Would you like fries with that? United Nations Food and Agricultural Organisation(FAO) is pushing an initiative to increase the production of edible insects to supplement diets in areas where malnutrition is rife and as a measure to combat obesity in the West.
Encouraging people to eat beetles, caterpillars and ants could help improve food security and counter the world's growing problem of obesity. This is due to the health benefits of these delicacies which are widely shunned in the west, FAO experts said on Monday (May 13).
According to the UN agency some two billion people, a third of the world's population, consume edible insects.
Many in the Cameroonian capital swear on the edible insects' benefits.
"I eat insects like this because they provide nutrition, they nourish the body, they are not too fatty but have lots of good ingredients. If you eat these all the time, you will rarely get sick," said local man Steve Abada.
In a report on edible insects published on Monday, FAO and Wageningen University say encouraging insect consumption could also offer environmental and economic benefits.
Insect farming is likely to be less land-dependent than traditional livestock farming and produce less greenhouse gases, they found. It would also provide business opportunities for poor people, especially women, who are often responsible for collecting insects in rural communities.
According to FAO a woman may collect four plastic water bottles full of grasshoppers a day in high season, which she can sell for around 15 euros.
Women have an important role in promoting insect consumption as they are often responsible for feeding their families, FAO said.
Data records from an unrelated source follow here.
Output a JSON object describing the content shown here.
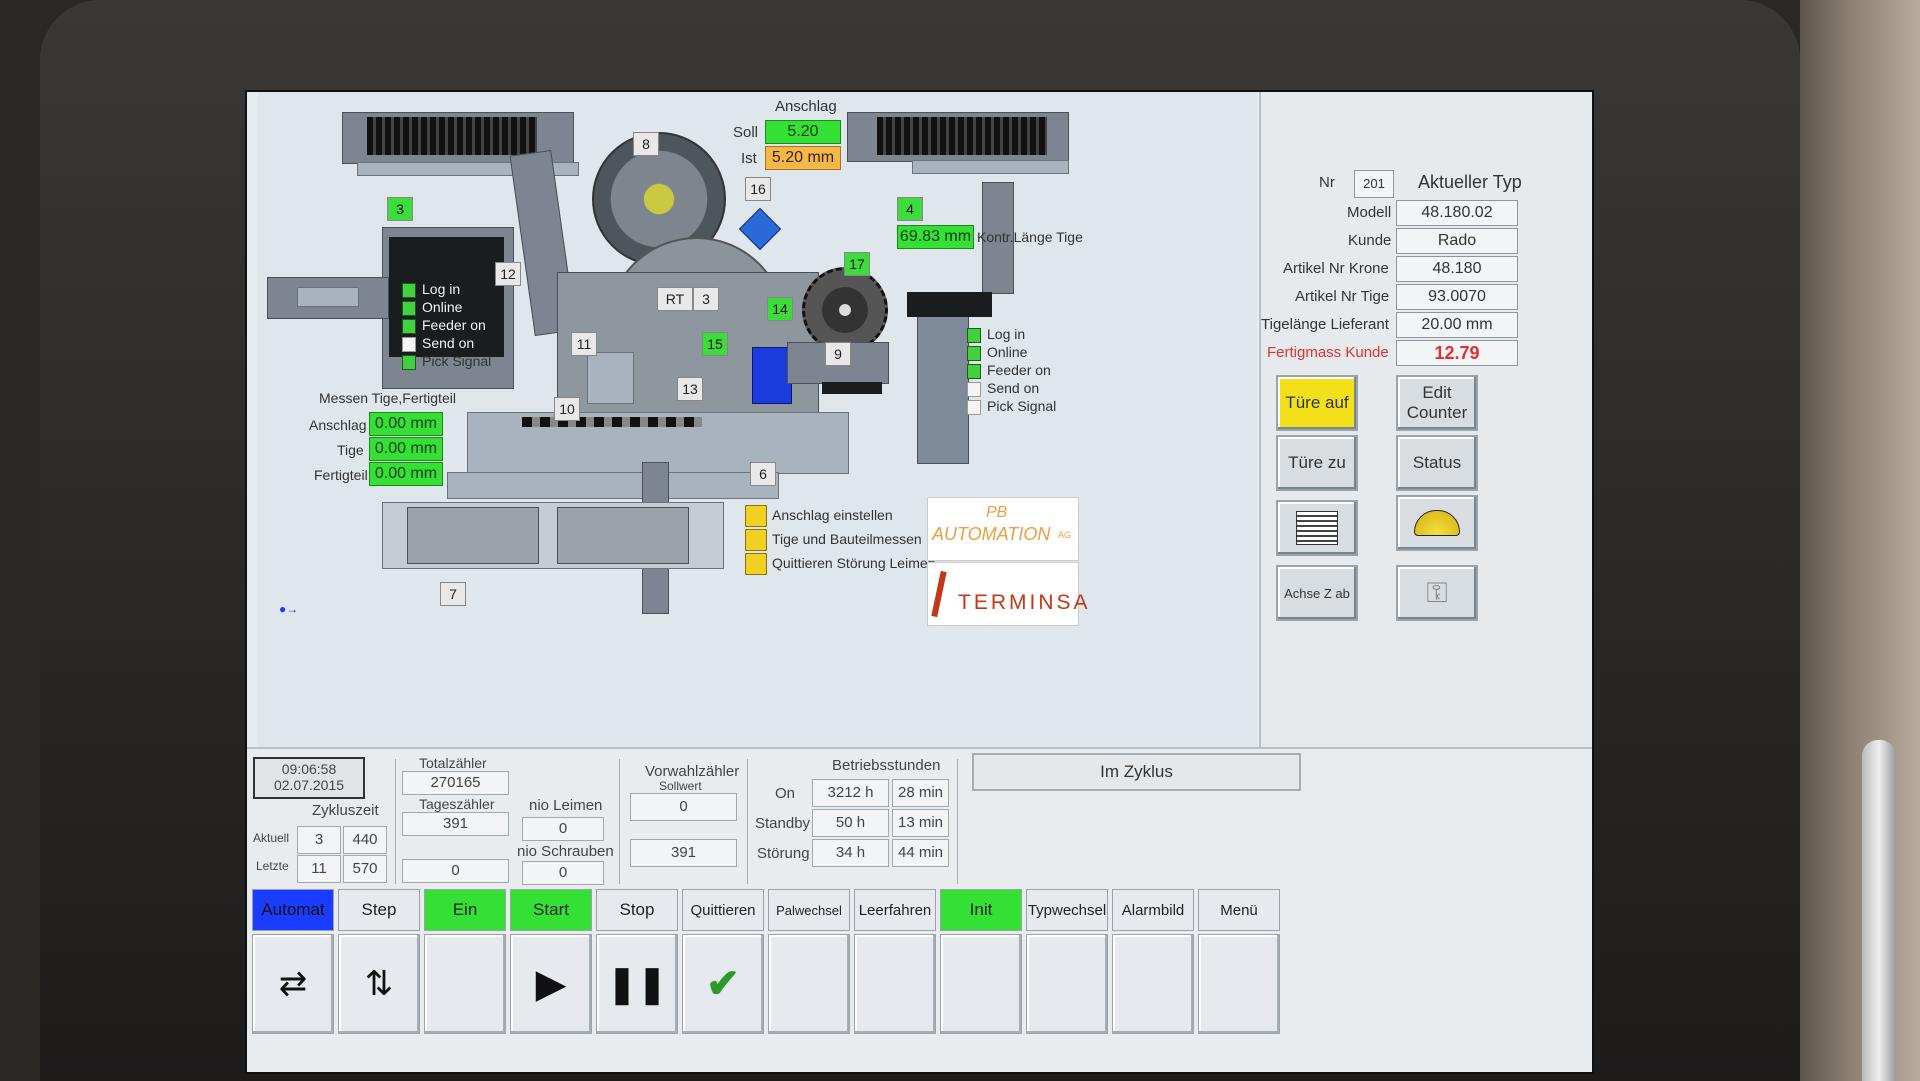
{
  "anschlag": {
    "title": "Anschlag",
    "soll_label": "Soll",
    "soll_value": "5.20",
    "ist_label": "Ist",
    "ist_value": "5.20 mm"
  },
  "station_numbers": [
    "8",
    "3",
    "16",
    "4",
    "12",
    "RT",
    "3",
    "17",
    "14",
    "11",
    "15",
    "9",
    "13",
    "10",
    "6",
    "7"
  ],
  "kontr_value": "69.83 mm",
  "kontr_label": "Kontr.Länge Tige",
  "left_status": [
    "Log  in",
    "Online",
    "Feeder on",
    "Send on",
    "Pick Signal"
  ],
  "right_status": [
    "Log  in",
    "Online",
    "Feeder on",
    "Send on",
    "Pick Signal"
  ],
  "messen": {
    "title": "Messen Tige,Fertigteil",
    "rows": [
      {
        "label": "Anschlag",
        "value": "0.00 mm"
      },
      {
        "label": "Tige",
        "value": "0.00 mm"
      },
      {
        "label": "Fertigteil",
        "value": "0.00 mm"
      }
    ]
  },
  "tasks": [
    "Anschlag einstellen",
    "Tige und Bauteilmessen",
    "Quittieren Störung Leimen"
  ],
  "logos": {
    "pb_line1": "PB",
    "pb_line2": "AUTOMATION",
    "pb_suffix": "AG",
    "terminsa": "TERMINSA"
  },
  "type_info": {
    "nr_label": "Nr",
    "nr_value": "201",
    "aktueller_typ": "Aktueller Typ",
    "rows": [
      {
        "label": "Modell",
        "value": "48.180.02"
      },
      {
        "label": "Kunde",
        "value": "Rado"
      },
      {
        "label": "Artikel Nr Krone",
        "value": "48.180"
      },
      {
        "label": "Artikel Nr Tige",
        "value": "93.0070"
      },
      {
        "label": "Tigelänge Lieferant",
        "value": "20.00 mm"
      },
      {
        "label": "Fertigmass Kunde",
        "value": "12.79"
      }
    ]
  },
  "buttons": {
    "tuere_auf": "Türe auf",
    "edit_counter": "Edit Counter",
    "tuere_zu": "Türe zu",
    "status": "Status",
    "achse_z_ab": "Achse Z ab"
  },
  "clock": {
    "time": "09:06:58",
    "date": "02.07.2015"
  },
  "zykluszeit": {
    "title": "Zykluszeit",
    "aktuell_label": "Aktuell",
    "aktuell": [
      "3",
      "440"
    ],
    "letzte_label": "Letzte",
    "letzte": [
      "11",
      "570"
    ]
  },
  "counters": {
    "totalzaehler_label": "Totalzähler",
    "totalzaehler": "270165",
    "tageszaehler_label": "Tageszähler",
    "tageszaehler": "391",
    "extra": "0",
    "nio_leimen_label": "nio Leimen",
    "nio_leimen": "0",
    "nio_schrauben_label": "nio Schrauben",
    "nio_schrauben": "0",
    "vorwahl_label": "Vorwahlzähler",
    "sollwert_label": "Sollwert",
    "vorwahl_soll": "0",
    "vorwahl_ist": "391"
  },
  "betrieb": {
    "title": "Betriebsstunden",
    "rows": [
      {
        "label": "On",
        "h": "3212 h",
        "min": "28 min"
      },
      {
        "label": "Standby",
        "h": "50 h",
        "min": "13 min"
      },
      {
        "label": "Störung",
        "h": "34 h",
        "min": "44 min"
      }
    ]
  },
  "status_text": "Im Zyklus",
  "tabs": [
    "Automat",
    "Step",
    "Ein",
    "Start",
    "Stop",
    "Quittieren",
    "Palwechsel",
    "Leerfahren",
    "Init",
    "Typwechsel",
    "Alarmbild",
    "Menü"
  ],
  "colors": {
    "green": "#35e035",
    "orange": "#f4b84a",
    "yellow": "#f2e01a",
    "blue": "#1a3cff",
    "red_label": "#e03030"
  }
}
"Insects are good because, when we no longer have produce in our fields, they give us a means to live as we prepare the insects to eat. And also, we can sell them. So, they really provide for us," said Philomene Enama from Dzeng village inCameroon as she prepared a meal of grasshoppers together with other women from the village.
Muller said some restaurants in Europe were starting to offer insect-based dishes, presenting them to customers as special treats.
And with obesity figures shooting up, insects could help towards a healthier diet in western cultures, Muller added.
"Tastes change, no? We have seen that with sushi. Twenty years ago nobody would've eaten sushi because it's raw fish and now everybody likes it. So, tastes can change and we've already seen insects showing up in restaurants in some of the capitals in Europe and they are offered as something like a speciality. So, in the longer term I think insects could also be eaten in western countries and why this would be good? Well, we know that the population is growing and there is going to be an increased demand for food and protein in general and insects offer one option of providing this protein. And in western cultures where we have a huge problem of obesity and overweight, insects are a very nutritious element that could provide a healthy diet," she said.
Worldwide obesity has nearly doubled since 1980 to about 500 million people and keeps increasing, according to the World Health Organisation (WHO), which lists the United States among the countries with the highest obesity rates.
The related costs to public health and the economy are skyrocketing, and analysts expect the fight against obesity to be a major investment trend in coming years.